The popular radio talk-show host announced last week that he has lost all hearing in his left ear and 80 percent of the hearing in his right ear. Limbaugh's physicians confirmed that his deafness is the result of autoimmune damage to hair cells.

Researchers at UB's Center for Hearing and Deafness, one of the nation's foremost hearing research groups, have found that the central auditory system in the brain reorganizes itself to compensate for the partial loss of hearing.

The phenomenon is called "plasticity." Robert Burkard, Ph.D. and Richard Salvi, Ph.D., both UB professors of communicative disorders and sciences, have found evidence of this ability while working with chinchillas as an animal model. The animals had experienced significant inner-ear damage, but had surprising little hearing loss.

"When the brain's usual pathways are no longer adequately stimulated, the brain will try to compensate," Burkard said. "We think that somewhere in the brain, the normal inhibition mechanism is lowered to compensation for less activity coming in via the ear.

"This might explain why when people try a hearing aid, they frequently don't like it at first.
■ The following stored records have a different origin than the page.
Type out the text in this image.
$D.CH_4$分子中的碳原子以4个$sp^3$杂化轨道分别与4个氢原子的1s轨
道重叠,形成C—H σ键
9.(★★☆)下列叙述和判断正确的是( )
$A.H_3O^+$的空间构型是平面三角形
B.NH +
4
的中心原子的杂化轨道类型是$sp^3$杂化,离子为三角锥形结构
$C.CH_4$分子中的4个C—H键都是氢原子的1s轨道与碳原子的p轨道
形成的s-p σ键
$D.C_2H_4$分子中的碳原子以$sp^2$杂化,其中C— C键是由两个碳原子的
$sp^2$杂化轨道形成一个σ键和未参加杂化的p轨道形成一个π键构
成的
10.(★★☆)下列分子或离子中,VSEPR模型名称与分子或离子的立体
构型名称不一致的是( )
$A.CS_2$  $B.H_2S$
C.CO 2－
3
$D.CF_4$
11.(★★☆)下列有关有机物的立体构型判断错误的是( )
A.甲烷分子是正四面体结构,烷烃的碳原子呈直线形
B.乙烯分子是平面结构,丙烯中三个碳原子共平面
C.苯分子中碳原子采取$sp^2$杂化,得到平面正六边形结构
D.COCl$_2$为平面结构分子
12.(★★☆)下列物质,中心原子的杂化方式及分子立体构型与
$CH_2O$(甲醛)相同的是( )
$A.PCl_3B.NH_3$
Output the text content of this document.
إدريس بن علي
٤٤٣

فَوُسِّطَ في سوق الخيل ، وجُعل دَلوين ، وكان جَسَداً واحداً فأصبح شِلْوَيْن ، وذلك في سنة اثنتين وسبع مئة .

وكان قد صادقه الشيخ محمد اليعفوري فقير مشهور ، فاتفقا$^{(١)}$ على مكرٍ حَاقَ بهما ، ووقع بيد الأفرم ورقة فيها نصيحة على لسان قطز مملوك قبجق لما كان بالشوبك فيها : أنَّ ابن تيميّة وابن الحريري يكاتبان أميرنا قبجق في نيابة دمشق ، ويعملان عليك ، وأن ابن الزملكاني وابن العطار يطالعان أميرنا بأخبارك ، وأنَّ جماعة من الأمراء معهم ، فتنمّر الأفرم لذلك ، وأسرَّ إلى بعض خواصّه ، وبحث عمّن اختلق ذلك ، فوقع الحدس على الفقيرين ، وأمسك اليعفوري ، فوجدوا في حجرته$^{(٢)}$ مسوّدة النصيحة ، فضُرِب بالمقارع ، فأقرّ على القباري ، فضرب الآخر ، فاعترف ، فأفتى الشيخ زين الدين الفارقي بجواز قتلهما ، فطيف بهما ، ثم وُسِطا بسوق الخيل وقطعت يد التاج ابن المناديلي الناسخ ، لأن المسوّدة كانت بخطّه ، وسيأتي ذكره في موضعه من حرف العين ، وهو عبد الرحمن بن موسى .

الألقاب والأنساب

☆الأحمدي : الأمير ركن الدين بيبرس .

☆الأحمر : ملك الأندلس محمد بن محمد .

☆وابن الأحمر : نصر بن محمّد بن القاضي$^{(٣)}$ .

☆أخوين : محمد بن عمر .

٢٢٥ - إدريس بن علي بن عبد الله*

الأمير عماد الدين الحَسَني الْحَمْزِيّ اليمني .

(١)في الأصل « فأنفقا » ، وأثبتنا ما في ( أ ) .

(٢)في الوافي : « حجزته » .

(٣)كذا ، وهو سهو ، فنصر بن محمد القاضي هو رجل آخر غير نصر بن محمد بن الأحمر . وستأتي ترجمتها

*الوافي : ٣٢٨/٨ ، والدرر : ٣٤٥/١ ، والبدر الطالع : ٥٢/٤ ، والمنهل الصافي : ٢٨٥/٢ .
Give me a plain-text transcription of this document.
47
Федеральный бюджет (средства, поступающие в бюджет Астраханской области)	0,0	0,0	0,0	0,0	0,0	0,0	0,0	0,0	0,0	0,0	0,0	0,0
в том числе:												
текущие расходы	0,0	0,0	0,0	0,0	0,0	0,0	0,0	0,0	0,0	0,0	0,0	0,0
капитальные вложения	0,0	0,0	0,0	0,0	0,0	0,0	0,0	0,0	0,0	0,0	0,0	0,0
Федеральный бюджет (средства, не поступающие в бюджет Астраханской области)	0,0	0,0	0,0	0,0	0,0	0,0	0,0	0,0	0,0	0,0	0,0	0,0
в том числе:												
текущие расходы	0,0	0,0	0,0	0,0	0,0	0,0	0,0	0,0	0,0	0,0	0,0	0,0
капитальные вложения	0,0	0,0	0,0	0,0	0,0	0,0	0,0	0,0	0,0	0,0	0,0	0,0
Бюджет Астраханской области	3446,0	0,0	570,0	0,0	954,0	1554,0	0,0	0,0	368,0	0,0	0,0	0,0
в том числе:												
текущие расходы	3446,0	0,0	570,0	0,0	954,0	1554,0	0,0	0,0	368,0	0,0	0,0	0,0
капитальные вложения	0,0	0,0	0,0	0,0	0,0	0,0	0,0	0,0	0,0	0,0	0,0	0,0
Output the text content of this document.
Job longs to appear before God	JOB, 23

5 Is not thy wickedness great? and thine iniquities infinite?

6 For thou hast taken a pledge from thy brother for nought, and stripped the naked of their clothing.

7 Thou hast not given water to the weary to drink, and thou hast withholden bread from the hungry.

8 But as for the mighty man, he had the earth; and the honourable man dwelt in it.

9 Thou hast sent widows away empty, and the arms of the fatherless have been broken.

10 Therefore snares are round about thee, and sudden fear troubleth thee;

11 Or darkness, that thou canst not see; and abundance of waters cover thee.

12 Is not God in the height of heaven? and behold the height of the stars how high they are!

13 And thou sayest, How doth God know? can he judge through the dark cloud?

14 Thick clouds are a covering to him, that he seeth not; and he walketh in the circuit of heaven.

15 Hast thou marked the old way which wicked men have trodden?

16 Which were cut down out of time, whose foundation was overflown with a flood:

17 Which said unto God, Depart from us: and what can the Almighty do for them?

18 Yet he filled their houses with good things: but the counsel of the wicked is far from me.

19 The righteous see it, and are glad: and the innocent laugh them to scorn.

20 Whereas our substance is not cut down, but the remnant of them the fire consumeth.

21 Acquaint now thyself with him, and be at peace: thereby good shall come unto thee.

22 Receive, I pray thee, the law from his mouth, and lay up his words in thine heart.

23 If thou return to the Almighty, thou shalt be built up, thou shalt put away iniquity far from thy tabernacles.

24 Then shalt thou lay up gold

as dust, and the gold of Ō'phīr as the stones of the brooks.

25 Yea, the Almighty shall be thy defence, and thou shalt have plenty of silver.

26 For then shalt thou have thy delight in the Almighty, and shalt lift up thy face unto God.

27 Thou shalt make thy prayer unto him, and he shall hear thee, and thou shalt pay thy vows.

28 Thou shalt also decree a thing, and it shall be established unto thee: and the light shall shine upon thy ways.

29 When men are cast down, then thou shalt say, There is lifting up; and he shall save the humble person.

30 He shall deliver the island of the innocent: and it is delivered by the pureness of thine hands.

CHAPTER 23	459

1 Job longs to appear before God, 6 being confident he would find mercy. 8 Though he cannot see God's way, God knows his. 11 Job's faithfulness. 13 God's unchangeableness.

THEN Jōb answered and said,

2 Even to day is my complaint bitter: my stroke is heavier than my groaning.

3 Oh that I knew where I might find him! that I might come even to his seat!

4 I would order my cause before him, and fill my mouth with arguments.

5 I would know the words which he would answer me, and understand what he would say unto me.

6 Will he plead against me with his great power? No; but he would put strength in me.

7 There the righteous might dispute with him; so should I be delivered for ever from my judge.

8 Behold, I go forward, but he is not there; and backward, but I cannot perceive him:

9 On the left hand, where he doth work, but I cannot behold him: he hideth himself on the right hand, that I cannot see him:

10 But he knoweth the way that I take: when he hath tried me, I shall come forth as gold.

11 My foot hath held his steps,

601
Maybe this is because the brain already has compensated for a lower input signal and the new signals are unsettling. But if they give it a month or so, the brain has a chance to reorganize itself again, and it can adapt to the renewed stimulation provided by the hearing aid."

In addition to studying auditory plasticity, scientists at the Center for Hearing and Deafness are engaged in research that includes drug therapy and ototoxic drugs that causing hearing loss, various mechanisms involved in noise-induced hearing loss, regeneration of hair cells, mechanical transduction, age-related hearing loss and the role of free radicals in hearing loss.